А ведь я специально причесался гребенкой Мари перед ее зеркалом, на мне была чистая серая совершенно обыкновенная куртка, и борода у меня росла вовсе не так сильно, чтобы один день без бритья мог придать мне «невероятный» вид. Я не слишком высок и не слишком мал ростом, нос у меня не такой длинный, чтобы его надо было заносить в «особые приметы», в этой графе у меня стоит: «Особых примет нет». Я был не грязный, не пьяный, и все-таки женщина с мешком брюквы возмущалась еще больше, чем мужчина в очках, он только в последний раз безнадежно покачал головой и, снова водворив очки на место, занялся штраусовскими последствиями, а женщина беззвучно бранилась себе под нос и беспокойно вертела головой, как бы желая поделиться с остальными пассажирами тем, что никак не могли выговорить вслух ее губы.

Я до сих пор не знаю, как выглядят типичные евреи, иначе я мог бы подумать, не принимает ли она меня за еврея, но мне кажется, что дело было не в моей наружности, а в том выражении глаз, с каким я смотрел в окно и думал о Мари. Эта немая враждебность так нервировала меня, что я сошел на остановку раньше и спустился пешком по Эберталлее, прежде чем свернуть к Рейну.

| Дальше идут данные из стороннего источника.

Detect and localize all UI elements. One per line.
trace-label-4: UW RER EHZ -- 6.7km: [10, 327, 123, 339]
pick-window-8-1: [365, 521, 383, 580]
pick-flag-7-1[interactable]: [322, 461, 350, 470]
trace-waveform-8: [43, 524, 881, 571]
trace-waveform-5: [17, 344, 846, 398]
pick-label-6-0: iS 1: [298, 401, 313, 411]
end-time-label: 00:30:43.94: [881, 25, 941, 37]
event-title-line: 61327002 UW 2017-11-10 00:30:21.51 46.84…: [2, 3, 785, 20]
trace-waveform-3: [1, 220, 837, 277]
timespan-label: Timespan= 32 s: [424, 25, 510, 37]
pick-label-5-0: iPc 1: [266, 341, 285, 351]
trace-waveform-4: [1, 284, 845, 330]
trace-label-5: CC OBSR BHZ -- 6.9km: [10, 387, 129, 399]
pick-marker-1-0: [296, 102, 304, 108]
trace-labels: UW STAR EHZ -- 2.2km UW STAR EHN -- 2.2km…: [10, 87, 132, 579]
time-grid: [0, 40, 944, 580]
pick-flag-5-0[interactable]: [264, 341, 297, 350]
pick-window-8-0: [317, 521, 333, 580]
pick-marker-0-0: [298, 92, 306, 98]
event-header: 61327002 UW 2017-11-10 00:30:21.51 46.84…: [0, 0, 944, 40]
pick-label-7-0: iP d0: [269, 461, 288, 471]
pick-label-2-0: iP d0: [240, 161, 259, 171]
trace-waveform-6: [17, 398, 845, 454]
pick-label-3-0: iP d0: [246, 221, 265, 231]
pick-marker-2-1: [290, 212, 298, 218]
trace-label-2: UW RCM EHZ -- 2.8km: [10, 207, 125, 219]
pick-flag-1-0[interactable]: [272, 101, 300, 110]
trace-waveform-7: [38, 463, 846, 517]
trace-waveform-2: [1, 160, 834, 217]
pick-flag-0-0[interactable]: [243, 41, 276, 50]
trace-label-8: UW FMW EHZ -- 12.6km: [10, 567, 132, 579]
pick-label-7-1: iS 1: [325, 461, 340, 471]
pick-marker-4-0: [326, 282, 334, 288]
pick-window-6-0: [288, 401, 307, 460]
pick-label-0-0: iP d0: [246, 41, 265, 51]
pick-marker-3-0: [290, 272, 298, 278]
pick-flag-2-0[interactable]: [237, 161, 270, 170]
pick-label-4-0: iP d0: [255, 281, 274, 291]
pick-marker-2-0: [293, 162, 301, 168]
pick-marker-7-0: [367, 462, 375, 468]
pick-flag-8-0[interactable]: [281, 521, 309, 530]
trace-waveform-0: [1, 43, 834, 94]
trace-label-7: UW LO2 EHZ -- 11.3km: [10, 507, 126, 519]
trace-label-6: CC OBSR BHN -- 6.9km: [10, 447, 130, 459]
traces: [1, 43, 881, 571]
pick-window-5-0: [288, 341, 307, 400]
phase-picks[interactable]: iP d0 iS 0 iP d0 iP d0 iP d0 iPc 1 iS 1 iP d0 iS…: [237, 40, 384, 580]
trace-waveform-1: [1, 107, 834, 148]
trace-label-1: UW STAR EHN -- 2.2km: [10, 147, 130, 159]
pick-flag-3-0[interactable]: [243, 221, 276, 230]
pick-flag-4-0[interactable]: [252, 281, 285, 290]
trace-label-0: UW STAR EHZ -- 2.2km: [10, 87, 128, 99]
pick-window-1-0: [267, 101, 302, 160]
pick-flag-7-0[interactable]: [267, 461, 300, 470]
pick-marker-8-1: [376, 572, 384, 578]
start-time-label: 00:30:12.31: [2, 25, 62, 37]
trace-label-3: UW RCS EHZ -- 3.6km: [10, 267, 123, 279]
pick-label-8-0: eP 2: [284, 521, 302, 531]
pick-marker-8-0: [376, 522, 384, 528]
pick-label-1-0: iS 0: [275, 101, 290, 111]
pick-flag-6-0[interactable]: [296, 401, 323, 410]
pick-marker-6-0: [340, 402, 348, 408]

В нашем парке чернели еще влажные стволы буков, краснела свежеукатанная теннисная площадка, с Рейна доносились гудки барж, и, войдя в прихожую, я услышал, как Анна бранилась вполголоса на кухне. Я разобрал только: «добром не кончится… не кончится добром…» Я крикнул в приоткрытую кухонную дверь:

– Анна, я завтракать не буду! – быстро прошел мимо и остановился в столовой.

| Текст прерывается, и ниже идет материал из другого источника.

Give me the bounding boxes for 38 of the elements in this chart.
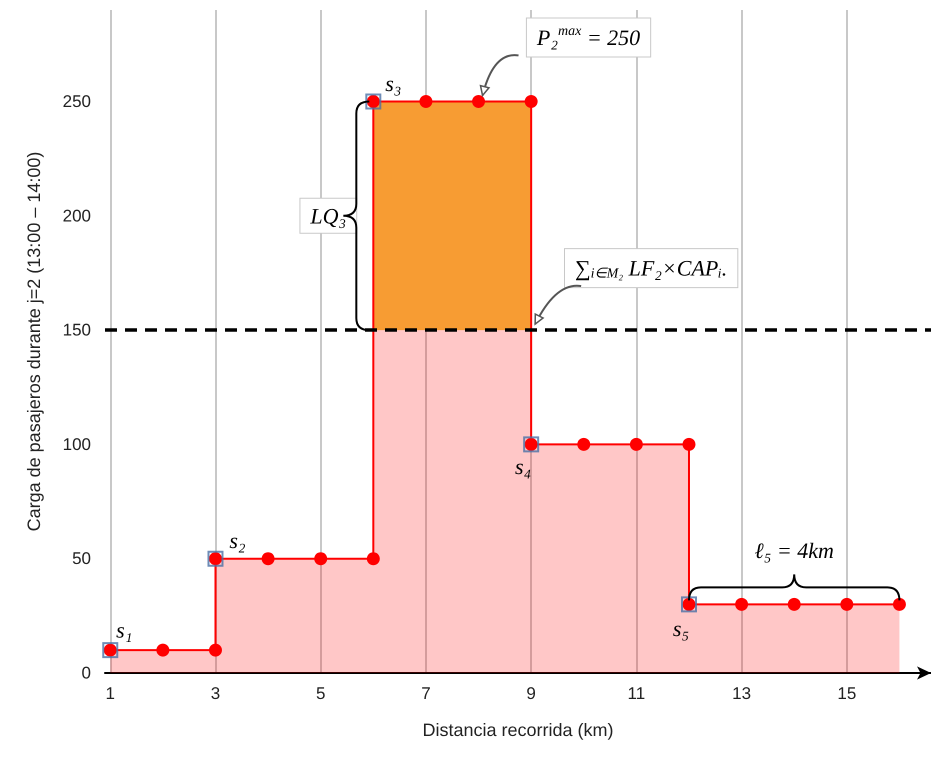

Никогда еще дубовые панели и деревянная галерея с кружками и охотничьими трофеями не казались мне такими мрачными. Рядом, в гостиной, Лео играл мазурку Шопена. В то время он решил заняться музыкой и вставал в половине шестого, чтобы поупражняться до ухода в школу. От музыки мне показалось, что уже наступил вечер, и я совсем забыл, что это играет Лео. Шопен и Лео никак не подходили друг к другу, но играл он так хорошо, что я про него забыл. Из старых композиторов я больше всего люблю Шопена и Шуберта. Знаю, что наш учитель музыки прав, называя Моцарта божественным, Бетховена – великим, Глюка – неподражаемым, а Баха – грандиозным. Но Бах мне кажется тридцатитомной философией, которая меня приводит в изумление. А Шопен и Шуберт такие земные, такие мне близкие. Я их люблю слушать больше всего.